No, the stock trading isn't why Martha's going down. Martha Stewart is going down, to put it bluntly, because she isn't a mere mortal like the rest of us. She's one of the Elect, one of God's Frozen People. She makes money off of the most banal little aesthetic exercises, carefully calculated to hide the calculating profit-and-loss occasion with cozy little comfort tchotchkes and artistically tossed salads. As a living personification of the American dream, She strides over the sterile, frozen landscape like some Episcopalian AT-AT walker, shooting laser beams at lesser mortals. She's a homemaker-cum-entrepreneur-cum-media personality-cum-energy-dynamo, sublimating her emotional energy into making precious little spoon holders and crochet toilet paper cozies.

And that is why we are so happy to see her dragged through the gutter.

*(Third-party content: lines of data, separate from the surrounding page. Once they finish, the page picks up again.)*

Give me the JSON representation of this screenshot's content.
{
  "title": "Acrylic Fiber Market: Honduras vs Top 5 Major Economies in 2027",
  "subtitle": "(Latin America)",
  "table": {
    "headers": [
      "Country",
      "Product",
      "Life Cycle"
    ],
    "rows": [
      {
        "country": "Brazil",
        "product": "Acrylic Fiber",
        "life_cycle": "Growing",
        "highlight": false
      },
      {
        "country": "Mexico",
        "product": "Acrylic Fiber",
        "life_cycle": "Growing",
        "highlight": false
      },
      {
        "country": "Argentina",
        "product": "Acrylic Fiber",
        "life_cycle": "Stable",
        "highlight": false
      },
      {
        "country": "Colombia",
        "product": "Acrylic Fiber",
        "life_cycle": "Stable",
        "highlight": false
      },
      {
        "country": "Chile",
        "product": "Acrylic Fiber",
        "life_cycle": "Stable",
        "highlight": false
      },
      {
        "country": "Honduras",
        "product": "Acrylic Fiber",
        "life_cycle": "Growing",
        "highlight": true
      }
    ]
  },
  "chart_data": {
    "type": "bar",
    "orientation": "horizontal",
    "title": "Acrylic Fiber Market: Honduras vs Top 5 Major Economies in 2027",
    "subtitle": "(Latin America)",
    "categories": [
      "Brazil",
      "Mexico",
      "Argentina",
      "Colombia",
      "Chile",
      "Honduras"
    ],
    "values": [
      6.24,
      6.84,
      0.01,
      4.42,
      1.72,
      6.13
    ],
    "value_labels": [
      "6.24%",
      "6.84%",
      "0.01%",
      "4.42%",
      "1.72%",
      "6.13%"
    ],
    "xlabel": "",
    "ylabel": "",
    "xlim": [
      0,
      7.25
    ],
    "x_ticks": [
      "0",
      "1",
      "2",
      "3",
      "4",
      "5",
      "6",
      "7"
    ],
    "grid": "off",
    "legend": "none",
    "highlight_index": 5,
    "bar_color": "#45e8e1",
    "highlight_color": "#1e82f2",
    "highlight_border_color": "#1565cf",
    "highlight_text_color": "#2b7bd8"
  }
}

Martha tells us that she's what we all want to be and should be, and therefore what we all feel we ought to be. She'll gladly sell you the gear for your brand new life, available at discount prices at Kmart: Martha Stewart dishes and Martha Stewart cutting boards and Martha Stewart quilts and a shiny new Martha Stewart soul, which you pick up at the pharmacy department (it's called "Valium"). But the truth is, we don't really want to be perfect Martha Stewart people, with perfect mates and perfect jobs and perfect children and perfect homes. For starters, most sane people realize this goal isn't realistic. Deep down inside, we know that living in Martha Stewart World is a fantasy as much as is living in Barbie World, even though we'll do anything to keep pursuing the illusion. Deep down inside, we don't really want to be Stepford Wives. We know we're not perfect. And we're SO glad to see Martha isn't, either.

So, fuck Martha Stewart, I say. Fuck her right in her constipated little bum. Let's get a new role model. Someone more like us. Someone imperfect and human and a bit lumpy, who might have cat hair on the couch and doesn't iron her socks.

Jean Teasdale, we're ready for you. Lead us to enlightenment.